16.) Go online and find the times and locations of local Alcoholic Anonymous meetings. Arrive an hour early. Leave a couple of full beers at the entrance.
17.) Visit a singles club on a Saturday night. Approach an eager looking woman and compliment her on her appearance. Make small talk. Look down at her shoes and then into her eyes. Say, “Nice shoes. Wanna fuck?”
18.) Visit a pet store and release all of the animals from their cages and pens.
19.) Visit a different pet store and explain to the clerk you are having friends over for the holiday weekend. Inquire how much puppies are by the pound and ask if you can have them dressed.
20.) Rent a clown costume; apply a grease paint clown face. Stand at an intersection with a cardboard sign that reads, “Will drop pants for food.”
21.) At property tax time purchase a package of KY Jelly. Carefully open the package and remove the tube. Open the packaging completely and on the inside of the box make out a cheque for the full amount of tax owed. Present to the Assessor. Be sure to include on the memo line what the cheque is for.
22.) Dress in gnarly trash boots, black trousers, studded belt, black tee shirt with a pentagram. Apply eye shadow, mascara and black lipstick. Attend a Fundamentalist Christian Sunday service.
23.) Drive to the airport with an empty suitcase. Park. Enter the main building and proceed to the lounge area. Place the suitcase next to a chair. Leave.

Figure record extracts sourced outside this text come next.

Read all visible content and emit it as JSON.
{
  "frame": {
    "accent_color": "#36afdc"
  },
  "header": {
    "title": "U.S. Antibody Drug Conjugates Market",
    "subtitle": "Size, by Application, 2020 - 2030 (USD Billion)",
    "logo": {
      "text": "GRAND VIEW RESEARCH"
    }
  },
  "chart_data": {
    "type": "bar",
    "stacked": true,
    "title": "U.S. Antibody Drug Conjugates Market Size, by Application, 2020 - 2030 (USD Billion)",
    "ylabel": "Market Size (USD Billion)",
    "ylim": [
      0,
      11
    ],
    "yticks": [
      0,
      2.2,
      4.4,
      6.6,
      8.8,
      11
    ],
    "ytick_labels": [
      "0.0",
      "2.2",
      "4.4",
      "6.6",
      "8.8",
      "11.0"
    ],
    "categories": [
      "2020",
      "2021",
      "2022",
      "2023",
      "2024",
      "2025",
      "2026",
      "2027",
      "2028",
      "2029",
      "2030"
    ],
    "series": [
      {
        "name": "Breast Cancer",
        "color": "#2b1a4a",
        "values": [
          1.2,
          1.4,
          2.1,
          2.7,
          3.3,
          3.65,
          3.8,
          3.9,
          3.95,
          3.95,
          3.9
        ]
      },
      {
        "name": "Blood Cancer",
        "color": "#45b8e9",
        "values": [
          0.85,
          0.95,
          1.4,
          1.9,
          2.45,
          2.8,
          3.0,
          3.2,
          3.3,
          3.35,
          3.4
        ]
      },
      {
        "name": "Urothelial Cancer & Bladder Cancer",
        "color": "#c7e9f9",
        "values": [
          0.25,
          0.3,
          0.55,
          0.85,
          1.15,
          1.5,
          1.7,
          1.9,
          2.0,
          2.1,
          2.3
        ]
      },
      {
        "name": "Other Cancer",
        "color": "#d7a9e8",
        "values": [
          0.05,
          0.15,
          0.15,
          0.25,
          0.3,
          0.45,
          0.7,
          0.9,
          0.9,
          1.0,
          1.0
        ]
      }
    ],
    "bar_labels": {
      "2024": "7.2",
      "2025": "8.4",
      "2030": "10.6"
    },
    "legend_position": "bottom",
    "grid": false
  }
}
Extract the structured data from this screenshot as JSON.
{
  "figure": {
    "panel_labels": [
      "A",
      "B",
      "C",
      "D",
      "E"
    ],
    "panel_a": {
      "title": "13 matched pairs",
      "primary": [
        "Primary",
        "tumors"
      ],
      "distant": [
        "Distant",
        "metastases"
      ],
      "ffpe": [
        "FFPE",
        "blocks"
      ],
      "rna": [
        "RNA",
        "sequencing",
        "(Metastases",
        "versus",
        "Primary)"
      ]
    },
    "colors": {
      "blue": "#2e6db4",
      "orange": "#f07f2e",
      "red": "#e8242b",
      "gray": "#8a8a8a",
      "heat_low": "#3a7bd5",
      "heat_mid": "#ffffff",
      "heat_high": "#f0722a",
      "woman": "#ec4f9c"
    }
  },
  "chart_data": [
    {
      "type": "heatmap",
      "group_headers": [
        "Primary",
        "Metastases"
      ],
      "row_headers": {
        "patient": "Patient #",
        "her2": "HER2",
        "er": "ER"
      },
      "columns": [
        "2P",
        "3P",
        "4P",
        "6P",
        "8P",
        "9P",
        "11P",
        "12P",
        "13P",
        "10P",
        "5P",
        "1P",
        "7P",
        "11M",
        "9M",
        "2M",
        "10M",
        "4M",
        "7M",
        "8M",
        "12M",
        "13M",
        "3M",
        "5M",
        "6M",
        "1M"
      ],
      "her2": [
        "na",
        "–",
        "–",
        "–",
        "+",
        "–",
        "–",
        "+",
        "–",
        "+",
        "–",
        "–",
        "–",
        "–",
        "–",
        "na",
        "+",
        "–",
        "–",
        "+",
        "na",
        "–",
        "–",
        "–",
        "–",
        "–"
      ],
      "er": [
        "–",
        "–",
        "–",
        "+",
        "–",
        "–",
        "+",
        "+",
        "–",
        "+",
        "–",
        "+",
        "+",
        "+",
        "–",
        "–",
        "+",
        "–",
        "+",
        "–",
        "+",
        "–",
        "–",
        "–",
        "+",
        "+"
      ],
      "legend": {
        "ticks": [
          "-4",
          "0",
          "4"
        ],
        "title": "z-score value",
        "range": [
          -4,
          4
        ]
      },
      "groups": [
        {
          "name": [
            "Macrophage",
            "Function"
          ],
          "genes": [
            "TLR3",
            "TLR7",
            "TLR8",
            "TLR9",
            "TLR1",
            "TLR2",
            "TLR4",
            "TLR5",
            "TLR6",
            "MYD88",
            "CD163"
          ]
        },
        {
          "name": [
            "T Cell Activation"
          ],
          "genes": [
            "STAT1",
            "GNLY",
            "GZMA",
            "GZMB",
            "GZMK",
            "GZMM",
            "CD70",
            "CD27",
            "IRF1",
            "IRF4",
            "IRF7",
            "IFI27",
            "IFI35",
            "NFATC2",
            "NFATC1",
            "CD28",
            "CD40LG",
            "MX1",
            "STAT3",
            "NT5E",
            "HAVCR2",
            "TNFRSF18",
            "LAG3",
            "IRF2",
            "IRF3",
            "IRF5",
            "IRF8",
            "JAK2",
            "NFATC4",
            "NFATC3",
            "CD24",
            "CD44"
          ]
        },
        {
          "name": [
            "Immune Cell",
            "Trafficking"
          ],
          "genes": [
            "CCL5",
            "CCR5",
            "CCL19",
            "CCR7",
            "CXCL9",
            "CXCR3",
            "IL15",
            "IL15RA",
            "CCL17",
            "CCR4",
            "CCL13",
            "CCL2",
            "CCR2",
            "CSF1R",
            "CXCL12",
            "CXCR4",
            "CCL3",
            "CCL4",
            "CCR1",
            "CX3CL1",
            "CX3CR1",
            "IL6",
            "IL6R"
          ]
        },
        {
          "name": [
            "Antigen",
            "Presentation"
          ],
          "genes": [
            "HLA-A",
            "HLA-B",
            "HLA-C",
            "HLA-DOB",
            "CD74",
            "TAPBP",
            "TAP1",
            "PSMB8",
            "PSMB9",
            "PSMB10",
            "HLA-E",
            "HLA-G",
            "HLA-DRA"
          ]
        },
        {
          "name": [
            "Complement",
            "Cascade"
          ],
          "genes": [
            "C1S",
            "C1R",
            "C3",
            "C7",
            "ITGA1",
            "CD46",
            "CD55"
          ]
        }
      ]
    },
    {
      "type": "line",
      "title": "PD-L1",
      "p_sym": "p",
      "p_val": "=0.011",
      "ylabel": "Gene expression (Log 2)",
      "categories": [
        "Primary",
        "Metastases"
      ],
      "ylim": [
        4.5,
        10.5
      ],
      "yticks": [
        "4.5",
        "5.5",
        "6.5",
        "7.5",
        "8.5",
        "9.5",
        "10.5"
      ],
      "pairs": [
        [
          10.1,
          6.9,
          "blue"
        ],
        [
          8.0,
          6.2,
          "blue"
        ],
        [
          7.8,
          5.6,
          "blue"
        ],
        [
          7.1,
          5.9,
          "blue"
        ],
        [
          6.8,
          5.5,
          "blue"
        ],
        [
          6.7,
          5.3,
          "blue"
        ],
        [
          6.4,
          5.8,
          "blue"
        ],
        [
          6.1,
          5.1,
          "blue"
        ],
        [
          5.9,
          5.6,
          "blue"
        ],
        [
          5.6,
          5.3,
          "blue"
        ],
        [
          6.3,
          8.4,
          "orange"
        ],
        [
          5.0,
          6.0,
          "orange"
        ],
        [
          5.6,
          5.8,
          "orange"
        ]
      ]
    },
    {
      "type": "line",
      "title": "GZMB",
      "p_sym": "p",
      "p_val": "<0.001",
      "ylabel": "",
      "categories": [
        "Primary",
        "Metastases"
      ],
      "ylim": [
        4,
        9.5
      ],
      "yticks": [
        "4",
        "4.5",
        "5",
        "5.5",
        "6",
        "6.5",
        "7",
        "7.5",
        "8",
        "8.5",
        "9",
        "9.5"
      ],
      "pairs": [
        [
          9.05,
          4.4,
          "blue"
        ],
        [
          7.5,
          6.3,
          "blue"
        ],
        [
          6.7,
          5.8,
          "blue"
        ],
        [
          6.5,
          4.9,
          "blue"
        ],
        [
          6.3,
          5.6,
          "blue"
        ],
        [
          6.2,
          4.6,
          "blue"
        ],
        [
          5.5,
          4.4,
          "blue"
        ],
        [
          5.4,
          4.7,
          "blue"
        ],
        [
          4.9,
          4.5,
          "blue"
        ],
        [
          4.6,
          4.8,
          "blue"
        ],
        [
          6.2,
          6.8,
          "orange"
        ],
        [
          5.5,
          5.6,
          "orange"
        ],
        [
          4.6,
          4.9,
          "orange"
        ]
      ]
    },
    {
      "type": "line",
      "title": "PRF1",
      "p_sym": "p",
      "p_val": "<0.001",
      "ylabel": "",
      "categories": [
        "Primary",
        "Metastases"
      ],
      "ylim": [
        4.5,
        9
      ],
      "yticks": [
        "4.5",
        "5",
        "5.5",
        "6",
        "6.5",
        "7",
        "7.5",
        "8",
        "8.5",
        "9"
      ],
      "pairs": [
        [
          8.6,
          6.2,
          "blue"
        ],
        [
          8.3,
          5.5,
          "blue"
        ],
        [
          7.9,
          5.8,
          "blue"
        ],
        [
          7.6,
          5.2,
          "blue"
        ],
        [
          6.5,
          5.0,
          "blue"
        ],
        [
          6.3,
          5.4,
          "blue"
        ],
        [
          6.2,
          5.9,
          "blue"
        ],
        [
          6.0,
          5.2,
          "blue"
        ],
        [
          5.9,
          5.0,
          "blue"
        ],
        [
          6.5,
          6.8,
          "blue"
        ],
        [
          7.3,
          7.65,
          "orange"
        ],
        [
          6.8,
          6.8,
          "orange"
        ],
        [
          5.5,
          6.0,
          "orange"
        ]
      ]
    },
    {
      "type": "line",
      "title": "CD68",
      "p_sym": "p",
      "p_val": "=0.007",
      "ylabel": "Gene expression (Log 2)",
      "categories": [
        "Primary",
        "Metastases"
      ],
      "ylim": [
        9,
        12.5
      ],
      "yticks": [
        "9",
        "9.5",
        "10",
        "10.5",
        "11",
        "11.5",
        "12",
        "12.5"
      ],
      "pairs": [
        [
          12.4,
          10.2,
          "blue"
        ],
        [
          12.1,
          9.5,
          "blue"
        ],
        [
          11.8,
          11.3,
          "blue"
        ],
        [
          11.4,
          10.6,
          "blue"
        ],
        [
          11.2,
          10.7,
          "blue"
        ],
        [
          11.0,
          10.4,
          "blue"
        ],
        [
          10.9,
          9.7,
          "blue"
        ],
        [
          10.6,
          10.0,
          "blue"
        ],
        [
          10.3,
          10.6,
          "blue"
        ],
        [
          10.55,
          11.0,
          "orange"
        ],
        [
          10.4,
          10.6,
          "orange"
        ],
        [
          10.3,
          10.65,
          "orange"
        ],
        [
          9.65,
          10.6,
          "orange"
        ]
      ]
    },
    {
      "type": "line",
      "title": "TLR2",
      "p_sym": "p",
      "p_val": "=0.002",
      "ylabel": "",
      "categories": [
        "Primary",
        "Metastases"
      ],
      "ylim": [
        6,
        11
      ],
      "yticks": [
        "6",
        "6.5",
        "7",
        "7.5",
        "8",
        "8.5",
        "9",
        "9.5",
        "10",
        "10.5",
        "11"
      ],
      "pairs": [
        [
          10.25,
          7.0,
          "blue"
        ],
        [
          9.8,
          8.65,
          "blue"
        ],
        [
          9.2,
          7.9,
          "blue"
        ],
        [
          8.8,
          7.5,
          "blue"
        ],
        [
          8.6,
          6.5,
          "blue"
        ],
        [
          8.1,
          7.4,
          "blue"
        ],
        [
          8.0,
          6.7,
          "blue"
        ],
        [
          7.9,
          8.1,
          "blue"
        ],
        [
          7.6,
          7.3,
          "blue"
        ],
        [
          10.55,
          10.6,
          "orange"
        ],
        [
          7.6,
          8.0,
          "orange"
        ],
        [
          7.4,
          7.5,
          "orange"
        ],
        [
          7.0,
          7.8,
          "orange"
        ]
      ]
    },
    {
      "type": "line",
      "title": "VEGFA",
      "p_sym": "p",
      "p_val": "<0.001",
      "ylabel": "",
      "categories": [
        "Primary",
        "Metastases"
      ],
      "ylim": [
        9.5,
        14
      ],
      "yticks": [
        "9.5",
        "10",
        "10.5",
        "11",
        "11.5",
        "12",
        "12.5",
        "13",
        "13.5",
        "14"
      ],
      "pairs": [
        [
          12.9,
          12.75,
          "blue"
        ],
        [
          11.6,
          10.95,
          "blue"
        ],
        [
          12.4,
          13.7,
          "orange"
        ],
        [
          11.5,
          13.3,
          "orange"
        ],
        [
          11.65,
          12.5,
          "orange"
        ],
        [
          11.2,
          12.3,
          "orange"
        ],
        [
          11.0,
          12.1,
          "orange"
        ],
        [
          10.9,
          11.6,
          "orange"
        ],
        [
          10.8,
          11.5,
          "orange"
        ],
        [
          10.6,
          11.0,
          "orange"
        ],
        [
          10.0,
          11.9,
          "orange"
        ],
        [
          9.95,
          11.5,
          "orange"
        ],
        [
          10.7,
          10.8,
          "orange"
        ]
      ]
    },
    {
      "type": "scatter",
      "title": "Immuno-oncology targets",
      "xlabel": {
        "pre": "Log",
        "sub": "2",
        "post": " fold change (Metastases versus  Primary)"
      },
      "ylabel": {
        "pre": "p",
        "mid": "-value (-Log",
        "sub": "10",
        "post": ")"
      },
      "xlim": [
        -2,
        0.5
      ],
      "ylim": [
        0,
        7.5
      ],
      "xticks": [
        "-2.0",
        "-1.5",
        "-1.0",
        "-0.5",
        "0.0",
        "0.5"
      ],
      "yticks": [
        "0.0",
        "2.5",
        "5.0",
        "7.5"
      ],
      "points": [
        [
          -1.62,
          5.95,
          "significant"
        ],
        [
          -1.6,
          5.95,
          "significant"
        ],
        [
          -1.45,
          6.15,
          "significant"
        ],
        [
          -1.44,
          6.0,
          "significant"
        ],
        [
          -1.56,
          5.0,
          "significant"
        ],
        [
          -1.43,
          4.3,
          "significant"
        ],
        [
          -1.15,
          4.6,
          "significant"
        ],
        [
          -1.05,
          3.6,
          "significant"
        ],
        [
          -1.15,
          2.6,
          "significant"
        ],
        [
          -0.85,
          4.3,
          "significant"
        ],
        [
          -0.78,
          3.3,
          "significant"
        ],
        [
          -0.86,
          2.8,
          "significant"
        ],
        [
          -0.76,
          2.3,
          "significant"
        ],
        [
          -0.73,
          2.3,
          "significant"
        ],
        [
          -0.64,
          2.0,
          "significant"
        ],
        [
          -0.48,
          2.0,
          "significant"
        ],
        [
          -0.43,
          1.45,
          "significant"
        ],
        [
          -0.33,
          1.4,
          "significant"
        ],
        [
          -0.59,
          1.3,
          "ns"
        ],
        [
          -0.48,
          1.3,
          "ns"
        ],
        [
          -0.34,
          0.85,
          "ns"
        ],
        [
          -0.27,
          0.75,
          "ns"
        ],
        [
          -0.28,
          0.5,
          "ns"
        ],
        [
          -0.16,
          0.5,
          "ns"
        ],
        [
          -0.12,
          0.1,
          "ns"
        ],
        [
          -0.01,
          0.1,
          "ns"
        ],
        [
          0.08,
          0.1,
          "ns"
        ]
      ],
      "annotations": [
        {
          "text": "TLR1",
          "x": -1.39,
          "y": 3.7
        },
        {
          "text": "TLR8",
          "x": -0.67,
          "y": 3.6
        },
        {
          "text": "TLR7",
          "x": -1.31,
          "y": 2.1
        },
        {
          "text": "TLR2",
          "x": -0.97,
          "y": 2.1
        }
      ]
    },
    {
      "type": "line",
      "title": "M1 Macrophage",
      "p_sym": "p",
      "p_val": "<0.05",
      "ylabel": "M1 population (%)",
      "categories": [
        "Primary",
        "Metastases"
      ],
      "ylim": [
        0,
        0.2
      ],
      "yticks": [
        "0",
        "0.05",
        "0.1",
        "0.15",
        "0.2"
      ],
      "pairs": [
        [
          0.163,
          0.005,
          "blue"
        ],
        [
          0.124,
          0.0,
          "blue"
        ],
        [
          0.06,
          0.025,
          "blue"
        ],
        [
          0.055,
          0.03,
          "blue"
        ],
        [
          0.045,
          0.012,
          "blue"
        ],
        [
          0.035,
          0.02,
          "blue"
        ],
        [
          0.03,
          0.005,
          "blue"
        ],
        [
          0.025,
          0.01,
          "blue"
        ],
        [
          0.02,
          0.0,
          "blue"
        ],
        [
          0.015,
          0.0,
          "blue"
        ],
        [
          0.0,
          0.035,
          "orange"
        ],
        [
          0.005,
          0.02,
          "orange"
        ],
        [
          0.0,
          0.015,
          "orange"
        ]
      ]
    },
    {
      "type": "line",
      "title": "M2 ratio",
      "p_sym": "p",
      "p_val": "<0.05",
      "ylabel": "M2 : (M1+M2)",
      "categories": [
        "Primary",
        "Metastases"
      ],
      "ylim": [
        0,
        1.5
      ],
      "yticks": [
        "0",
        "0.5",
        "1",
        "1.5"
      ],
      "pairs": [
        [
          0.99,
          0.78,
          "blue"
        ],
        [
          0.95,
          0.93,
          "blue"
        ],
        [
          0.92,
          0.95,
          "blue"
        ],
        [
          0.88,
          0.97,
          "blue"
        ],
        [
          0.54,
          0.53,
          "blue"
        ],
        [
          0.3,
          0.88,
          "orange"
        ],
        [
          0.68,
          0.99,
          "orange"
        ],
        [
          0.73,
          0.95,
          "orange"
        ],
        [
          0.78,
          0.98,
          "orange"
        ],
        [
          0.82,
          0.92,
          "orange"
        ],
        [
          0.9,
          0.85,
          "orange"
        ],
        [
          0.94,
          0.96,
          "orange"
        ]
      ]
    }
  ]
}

24.) Over several summer evenings collect moths in a fruit jar. On the day of the premiere of a Hollywood Summer blockbuster at the cinema purchase a ticket. At the climax of the film release the moths. They will immediately fly towards the projector light and cloud the screen.
25.) The Highway Department routinely lays cables across the road to count the number of vehicles. Front tires hit the cable indicating one “ding” and the rear tires pass over indicating a second “ding” in the counter box. The number of “dings” is then divided by two to achieve an accurate accounting of cars using the road. Approach the cables with your car. Drive over with your front tires. Move forward until your rear wheels are near the cables but have not crossed them. Get out of your car, using the jack from the boot raise up the rear of the car and push it forward off the jack with the rear wheels missing the cables. Highway engineers will scratch their heads wondering why they repeatedly come up with an odd number in their calculations.
26.)Visit a Walmart Super Centre at 3 am. In the garden centre select a long handled shovel and a pick ax and place in trolley. Move on to sporting goods and select a 6 D cell Mag lite. In house wares select a shank of clothesline and a roll of duct tape. Place items on conveyor belt. If cashier speaks to you stare vacantly and do not respond. Pay with cash.
27.)Post a homage to Swift on your blog site. Title it “The Ultimate Act of Selfishness”. Your sardonic wit will be misinterpreted. Remind yourself that "if you can't please everybody you might as well please yourself”.
*For entertainment purposes only. This disclaimer includes no responsibility to pop psychology enthusiasts who have neither the education or experience concerning mental health issues to make a diagnosis based on what appears on a blog site.